Saturday, March 28, 2009

The Invisible Sex

Title: The Invisible Sex

Authors: J.M. Adovasio, Olga Soffer, and Jake Page

Pages: 320

Genre: Non-Fiction, Anthropology

Rating: 5/5

The Invisible Sex retells human history with a focus on women since the role of women has long been forgotten and ignored. Scientists, historians, and archaeologists have instead preferred to focus on the image of men going out for the hunt while women stay home, pregnant and stupid. The Invisible Sex corrects this. It starts with the earlier homo species’, and goes through human migration and evolution while discussing major developments along the way.

The authors do write based on the assumption that evolution is correct, which is something I also believe. But it isn’t necessary to believe in evolution to learn from this book. It touches base on things like language skills, becoming bipedal, and even the evolution of the birth canal. The authors are great at putting everything into terms that any lay person can understand.

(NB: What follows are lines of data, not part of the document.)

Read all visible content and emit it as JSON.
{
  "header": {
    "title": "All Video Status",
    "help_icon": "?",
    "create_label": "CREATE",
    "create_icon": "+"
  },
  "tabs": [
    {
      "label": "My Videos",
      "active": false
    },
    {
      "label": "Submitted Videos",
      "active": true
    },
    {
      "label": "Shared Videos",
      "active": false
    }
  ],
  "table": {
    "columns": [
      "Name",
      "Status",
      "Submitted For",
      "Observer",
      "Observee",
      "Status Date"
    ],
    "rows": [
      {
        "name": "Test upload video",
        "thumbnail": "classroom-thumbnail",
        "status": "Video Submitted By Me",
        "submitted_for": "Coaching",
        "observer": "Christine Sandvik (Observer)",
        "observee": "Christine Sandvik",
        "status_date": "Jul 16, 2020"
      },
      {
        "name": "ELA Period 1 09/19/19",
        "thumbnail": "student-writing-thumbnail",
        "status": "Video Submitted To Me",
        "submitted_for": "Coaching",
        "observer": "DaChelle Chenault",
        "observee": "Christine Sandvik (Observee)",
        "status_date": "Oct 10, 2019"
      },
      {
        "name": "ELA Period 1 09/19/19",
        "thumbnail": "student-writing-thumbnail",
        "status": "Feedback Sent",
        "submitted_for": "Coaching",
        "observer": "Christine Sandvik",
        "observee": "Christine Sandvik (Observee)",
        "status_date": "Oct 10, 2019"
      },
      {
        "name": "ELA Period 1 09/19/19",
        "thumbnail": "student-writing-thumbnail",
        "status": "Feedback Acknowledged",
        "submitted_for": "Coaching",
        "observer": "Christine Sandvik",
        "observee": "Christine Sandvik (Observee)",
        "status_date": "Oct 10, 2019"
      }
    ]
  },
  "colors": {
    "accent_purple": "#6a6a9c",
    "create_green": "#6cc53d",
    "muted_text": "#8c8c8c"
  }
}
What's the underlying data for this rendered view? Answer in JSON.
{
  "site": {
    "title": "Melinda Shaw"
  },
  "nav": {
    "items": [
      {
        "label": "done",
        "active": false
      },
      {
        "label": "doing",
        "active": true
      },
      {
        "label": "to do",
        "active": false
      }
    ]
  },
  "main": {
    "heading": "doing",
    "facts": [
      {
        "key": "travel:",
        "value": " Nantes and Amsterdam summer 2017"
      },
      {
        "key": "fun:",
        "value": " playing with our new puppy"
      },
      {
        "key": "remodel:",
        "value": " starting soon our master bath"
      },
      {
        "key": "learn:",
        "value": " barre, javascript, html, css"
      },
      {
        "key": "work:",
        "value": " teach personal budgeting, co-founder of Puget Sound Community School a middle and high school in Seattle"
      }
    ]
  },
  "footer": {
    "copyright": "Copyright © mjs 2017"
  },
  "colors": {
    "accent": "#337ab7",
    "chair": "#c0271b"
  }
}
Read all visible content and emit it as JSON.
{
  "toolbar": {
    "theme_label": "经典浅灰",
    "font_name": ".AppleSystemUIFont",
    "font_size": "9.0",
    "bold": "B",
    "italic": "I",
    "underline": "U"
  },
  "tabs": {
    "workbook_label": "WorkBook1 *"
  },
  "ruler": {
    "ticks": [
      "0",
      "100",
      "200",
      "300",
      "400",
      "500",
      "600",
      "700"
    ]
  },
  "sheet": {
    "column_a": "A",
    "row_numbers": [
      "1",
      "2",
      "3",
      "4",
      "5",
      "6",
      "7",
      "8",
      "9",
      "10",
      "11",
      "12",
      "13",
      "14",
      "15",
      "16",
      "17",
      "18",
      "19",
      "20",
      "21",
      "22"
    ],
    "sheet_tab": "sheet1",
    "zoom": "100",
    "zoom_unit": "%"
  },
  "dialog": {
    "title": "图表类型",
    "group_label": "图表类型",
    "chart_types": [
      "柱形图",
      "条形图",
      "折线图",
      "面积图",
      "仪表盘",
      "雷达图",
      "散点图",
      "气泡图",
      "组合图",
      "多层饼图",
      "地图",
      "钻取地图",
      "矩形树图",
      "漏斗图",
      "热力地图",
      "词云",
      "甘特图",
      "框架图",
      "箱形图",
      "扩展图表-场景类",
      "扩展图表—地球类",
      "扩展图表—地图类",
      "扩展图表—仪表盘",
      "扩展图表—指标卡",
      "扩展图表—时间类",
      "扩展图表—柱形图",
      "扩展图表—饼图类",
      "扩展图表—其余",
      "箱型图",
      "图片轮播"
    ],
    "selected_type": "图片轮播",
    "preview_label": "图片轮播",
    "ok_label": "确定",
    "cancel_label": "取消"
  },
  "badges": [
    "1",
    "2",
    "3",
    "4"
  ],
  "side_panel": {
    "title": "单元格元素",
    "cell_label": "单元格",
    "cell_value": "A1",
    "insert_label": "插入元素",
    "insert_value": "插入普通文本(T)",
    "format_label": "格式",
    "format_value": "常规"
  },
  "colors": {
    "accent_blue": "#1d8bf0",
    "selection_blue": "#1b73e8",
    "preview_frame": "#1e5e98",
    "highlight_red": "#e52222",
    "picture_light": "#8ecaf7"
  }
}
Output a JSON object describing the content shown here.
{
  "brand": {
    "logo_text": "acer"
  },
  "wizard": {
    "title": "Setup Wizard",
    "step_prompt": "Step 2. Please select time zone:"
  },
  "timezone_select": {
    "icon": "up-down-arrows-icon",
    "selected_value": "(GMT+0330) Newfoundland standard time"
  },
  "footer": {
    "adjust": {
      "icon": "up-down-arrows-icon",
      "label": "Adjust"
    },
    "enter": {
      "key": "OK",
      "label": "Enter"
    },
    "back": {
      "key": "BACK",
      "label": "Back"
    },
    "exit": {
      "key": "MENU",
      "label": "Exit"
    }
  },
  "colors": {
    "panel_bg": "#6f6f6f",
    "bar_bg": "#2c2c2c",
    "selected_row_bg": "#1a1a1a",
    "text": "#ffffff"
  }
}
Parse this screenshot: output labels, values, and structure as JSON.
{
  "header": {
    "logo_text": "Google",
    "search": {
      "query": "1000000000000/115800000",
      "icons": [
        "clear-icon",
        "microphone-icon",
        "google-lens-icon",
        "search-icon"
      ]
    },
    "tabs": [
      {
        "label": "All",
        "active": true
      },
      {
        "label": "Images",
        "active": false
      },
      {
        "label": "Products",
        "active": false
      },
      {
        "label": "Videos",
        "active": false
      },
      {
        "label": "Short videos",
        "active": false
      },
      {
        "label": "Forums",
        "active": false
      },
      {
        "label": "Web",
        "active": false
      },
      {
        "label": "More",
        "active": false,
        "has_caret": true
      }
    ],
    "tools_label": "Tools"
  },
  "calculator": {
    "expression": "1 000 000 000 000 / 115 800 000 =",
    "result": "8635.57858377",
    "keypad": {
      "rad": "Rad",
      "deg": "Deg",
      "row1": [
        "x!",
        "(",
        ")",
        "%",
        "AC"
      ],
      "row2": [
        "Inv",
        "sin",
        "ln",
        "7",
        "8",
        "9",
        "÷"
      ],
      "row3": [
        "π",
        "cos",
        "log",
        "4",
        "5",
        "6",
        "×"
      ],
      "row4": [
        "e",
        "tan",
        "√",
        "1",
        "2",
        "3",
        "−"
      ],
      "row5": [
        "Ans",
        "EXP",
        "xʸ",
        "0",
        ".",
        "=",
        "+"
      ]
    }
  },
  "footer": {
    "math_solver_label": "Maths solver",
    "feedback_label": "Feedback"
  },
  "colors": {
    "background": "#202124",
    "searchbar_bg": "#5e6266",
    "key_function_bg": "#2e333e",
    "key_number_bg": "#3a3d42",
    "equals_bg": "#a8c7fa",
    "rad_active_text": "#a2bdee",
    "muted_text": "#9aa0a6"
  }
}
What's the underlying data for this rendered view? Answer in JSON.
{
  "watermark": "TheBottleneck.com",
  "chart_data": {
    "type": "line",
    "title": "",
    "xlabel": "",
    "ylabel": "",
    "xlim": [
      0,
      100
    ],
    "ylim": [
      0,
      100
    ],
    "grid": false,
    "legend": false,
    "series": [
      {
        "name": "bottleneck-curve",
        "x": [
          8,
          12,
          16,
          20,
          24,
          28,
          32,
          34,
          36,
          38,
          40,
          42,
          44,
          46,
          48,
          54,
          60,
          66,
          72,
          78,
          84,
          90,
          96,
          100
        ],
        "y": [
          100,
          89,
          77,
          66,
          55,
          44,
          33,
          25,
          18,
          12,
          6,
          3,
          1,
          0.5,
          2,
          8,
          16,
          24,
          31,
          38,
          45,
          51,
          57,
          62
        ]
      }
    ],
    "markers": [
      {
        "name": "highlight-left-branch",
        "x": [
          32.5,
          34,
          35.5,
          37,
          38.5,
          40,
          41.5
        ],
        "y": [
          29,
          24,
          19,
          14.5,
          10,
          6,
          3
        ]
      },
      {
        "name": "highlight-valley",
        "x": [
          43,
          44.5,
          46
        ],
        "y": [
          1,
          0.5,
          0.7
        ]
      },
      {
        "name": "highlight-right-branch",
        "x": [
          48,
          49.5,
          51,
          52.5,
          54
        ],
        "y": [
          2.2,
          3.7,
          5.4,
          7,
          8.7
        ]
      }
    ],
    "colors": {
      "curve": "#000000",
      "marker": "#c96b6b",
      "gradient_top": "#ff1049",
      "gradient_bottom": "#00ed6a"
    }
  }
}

One big thing I found surprising was that women collected most of the food. Most people think that in pre-history, men went out and did the hunting and brought back food to feed everyone. While this is partially true - men did hunt - if the people relied on just hunting for their food, they would have starved and died out long ago. The authors also cite a paper that theorizes that it is possible women also participated in the hunt since some modern primate females provide a significant portion of the kills for the group. But 75% or more of the diet came from food that women collected.

What I liked most about The Invisible Sex is that while it focusses on women, it doesn’t put down men or their role in the process of “becoming human”. They are not ignored and pushed to the side. Their roles, contributions and skills are acknowledged as well.

I’m not normally a science person, and it normally takes me a long time to get through a non-fiction book, but The Invisible Sex is easy to understand and hard to put down. I learned a lot by reading this and would recommend it to anyone interested in any of the topics covered in this book.